Pour­quoi recueillez-vous autant d’appui et de sym­pa­thie des gens, et pas seule­ment au Chili ?

Je pense que nous nous atta­quons à des pro­blèmes cen­traux du sys­tème et que cela engendre la trans­ver­sa­li­té. Il ne s’agit pas d’une lutte cor­po­ra­tiste pour la défense de quelque cor­po­ra­tion ou qui ne nous lie pas direc­te­ment aux étu­diants, mais d’une pro­blé­ma­tique qui est posée , et la reven­di­ca­tion qui monte est une reven­di­ca­tion sociale, qui est pour tout le monde, pas seule­ment pour la géné­ra­tion actuelle mais pour le futur. Et cela a engen­dré la sym­pa­thie et a aus­si réveillé la conscience de beau­coup de gens, ren­du l’espoir à ceux qui avaient lut­té aupa­ra­vant mais, par crainte, ne conti­nuaient pas. Et je pense que ça a été la prin­ci­pale richesse de ce mou­ve­ment : la trans­ver­sa­li­té, le réveil de la conscience, l’attaque des pro­blèmes cen­traux sont par-des­sus tout les consé­quences du mou­ve­ment. Je crois que nous n’avons pas fait de com­pro­mis, non par intran­si­geance mais par sens des res­pon­sa­bi­li­tés devant des ques­tions qui sont pour nous éthiques et morales, qui sont une lutte légi­time. C’est de cet aspect, je pense, qu’est issu le plus grand appui social à ce mouvement. (…)

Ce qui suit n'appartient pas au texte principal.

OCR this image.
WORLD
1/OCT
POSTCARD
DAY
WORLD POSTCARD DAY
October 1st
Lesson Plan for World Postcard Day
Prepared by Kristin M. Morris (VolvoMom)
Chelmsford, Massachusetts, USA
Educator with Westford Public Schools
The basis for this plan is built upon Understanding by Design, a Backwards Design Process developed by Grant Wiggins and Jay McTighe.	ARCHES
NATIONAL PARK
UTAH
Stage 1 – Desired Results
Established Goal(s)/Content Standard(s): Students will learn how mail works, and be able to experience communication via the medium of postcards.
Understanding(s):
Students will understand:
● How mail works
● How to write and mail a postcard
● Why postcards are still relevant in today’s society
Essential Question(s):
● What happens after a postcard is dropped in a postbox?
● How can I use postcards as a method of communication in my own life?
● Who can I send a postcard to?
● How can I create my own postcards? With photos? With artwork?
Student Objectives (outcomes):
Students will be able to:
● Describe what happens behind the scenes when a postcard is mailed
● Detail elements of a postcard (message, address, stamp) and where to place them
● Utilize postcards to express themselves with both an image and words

Quels est le rôle de la presse et des jour­na­listes dans ce processus ?

C’est un pou­voir de fait. Au Chi­li, la presse est très diri­gée par les grands groupes éco­no­miques, elle joue dans une large mesure le jeu des inté­rêts du pou­voir, de toute évi­dence. Nous connais­sons tous le duo qui est der­rière les grands médias.

Dans ce contexte, au moins au début, elle a très bien dis­po­sé l’opinion publique à ce qui était en train de ses pas­ser parce-qu’il n’y avait rien d’autre, parce que les mani­fes­ta­tions étaient mas­sives, créa­tives, diver­si­fiées, joyeuses ; là, le rôle joué par les médias a eu aus­si à être un peu plus impartial.

Cepen­dant, avec le déve­lop­pe­ment du conflit est arri­vé le point où rien ne se solu­tion­nait avec le gou­ver­ne­ment, et les médias ont adop­té une autre stra­té­gie, main­te­nant claire, qui consis­tait à indis­po­ser l’opinion publique à l’égard du mou­ve­ment étu­diant, des mou­ve­ments sociaux et si quelqu’un était vu dans la rue, la pré­sen­ta­tion était cen­trée sur la délin­quance sup­po­sée, sur la vio­lence, sur la néces­si­té d’avoir la main ferme, de cri­mi­na­li­ser la pro­tes­ta­tion sociale. Donc, de toute évi­dence, les médias appar­tiennent au sys­tème – un sys­tème de com­mu­ni­ca­tion – par lequel on peut repro­duire l’hégémonie du dis­cours domi­nant, dis­cours qui vient par­ti­cu­liè­re­ment du gou­ver­ne­ment actuel, des sec­teurs les plus réactionnaires.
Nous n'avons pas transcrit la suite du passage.